Details on the Caponord are going to be really sketchy until the EICMA show in Italy this fall, so we’ll have to wait and see if the bike’s electronics and internals will be anywhere near as impressive.
Since I didn’t get invited to South Africa for the launch of BMW’s new Inline-6 touring bikes–and couldn’t afford to go if I did–I have to wait for another 2 months or so before I can even get a chance to look at one, much less ride one. Motorcycle.Com, on the other hand, suffers from no such limitation, so they have a review of the the big K1600GTL touring model.
They seem impressed. Indeed, judging by the picture, too much so.
They rave on and on about its Gold-Wing-ass-kicking power, the cool electronics, and just about everything else they can think of to indicate how much better it is than the Gold Wing.
Things they loved:
- Rider comfort
- Air management]
Things they hated:
- Smaller passenger accommodations than the Gold Wing
Other than that, though, they think it’s a home run.
Its six-cylinder engine is sex on wheels with power to spare. Its agility and athleticism is positively shocking for such a big girl, and its suspension and brakes are best in class.
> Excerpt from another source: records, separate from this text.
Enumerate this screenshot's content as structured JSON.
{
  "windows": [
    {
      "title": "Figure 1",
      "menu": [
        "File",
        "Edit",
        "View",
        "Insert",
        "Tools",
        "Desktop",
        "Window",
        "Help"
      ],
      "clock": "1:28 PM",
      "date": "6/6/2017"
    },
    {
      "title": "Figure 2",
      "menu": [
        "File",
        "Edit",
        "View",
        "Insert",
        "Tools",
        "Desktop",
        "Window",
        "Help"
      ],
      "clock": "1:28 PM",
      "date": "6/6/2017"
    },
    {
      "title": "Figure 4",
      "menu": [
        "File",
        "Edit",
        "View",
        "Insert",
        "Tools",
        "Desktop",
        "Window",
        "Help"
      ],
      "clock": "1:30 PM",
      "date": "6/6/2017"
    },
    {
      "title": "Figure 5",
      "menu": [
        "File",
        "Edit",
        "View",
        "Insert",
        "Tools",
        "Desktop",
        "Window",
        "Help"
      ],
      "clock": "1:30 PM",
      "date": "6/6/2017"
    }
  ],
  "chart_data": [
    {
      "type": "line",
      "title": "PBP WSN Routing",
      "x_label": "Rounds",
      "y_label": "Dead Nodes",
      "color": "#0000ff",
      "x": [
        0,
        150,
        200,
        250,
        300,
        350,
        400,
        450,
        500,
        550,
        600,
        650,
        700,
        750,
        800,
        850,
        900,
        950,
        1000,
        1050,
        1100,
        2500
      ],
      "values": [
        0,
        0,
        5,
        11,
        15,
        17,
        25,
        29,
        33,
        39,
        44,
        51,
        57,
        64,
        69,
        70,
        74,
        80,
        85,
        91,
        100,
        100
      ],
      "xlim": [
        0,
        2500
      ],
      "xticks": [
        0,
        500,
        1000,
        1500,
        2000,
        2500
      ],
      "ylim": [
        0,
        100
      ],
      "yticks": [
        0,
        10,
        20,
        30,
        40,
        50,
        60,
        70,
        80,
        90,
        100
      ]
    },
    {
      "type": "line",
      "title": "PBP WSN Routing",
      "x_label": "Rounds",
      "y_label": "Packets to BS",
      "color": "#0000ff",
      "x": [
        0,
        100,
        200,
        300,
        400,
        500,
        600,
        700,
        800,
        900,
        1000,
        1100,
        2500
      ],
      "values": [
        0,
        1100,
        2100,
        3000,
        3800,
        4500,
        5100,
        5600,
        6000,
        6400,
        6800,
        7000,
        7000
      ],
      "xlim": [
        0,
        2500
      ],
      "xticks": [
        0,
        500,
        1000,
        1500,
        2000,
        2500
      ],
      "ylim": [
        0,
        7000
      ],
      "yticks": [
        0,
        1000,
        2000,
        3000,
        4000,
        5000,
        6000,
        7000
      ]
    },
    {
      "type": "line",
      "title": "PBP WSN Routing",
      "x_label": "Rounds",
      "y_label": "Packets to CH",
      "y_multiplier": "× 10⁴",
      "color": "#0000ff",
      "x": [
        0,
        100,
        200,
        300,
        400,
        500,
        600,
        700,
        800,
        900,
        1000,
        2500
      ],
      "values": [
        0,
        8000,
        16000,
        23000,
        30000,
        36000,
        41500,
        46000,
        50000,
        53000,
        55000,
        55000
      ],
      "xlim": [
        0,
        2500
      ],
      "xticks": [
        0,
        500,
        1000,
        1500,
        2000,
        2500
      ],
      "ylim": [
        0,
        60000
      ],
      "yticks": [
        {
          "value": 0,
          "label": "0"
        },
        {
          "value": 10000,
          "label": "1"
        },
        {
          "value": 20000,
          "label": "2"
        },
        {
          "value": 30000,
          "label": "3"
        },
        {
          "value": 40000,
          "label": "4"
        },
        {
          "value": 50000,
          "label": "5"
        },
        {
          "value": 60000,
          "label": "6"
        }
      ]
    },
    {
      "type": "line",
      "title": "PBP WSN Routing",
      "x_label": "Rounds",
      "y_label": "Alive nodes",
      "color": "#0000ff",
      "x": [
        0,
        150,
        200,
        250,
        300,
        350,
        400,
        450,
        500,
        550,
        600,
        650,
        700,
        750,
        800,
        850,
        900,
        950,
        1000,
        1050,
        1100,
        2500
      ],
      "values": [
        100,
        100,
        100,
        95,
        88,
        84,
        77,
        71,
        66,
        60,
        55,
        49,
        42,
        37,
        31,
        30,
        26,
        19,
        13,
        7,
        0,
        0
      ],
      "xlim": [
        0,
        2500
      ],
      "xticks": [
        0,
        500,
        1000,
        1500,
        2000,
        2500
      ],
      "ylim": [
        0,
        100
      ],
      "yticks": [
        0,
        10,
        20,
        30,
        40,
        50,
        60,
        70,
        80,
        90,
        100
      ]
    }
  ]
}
What’s more, its array of standard and optional equipment put it in a league of its own.
Brit motorcycle journolist Kevin Ash has come up with another little niggle about the GT version, however, which is that, despite the higher torque of the I-6 powerplant, it actually doesn’t pull as hard in lower RPM ranges as the bike it replaces, the K1300GT, with its I-4.
For me, the 703 lb wet weight already made it a far less desirable bike, so I doubt if the new BMW is anywhere in my future. Great concept though. Shave 200 lbs off it, and call it the K1600S, though, and I might be willing to take a second look.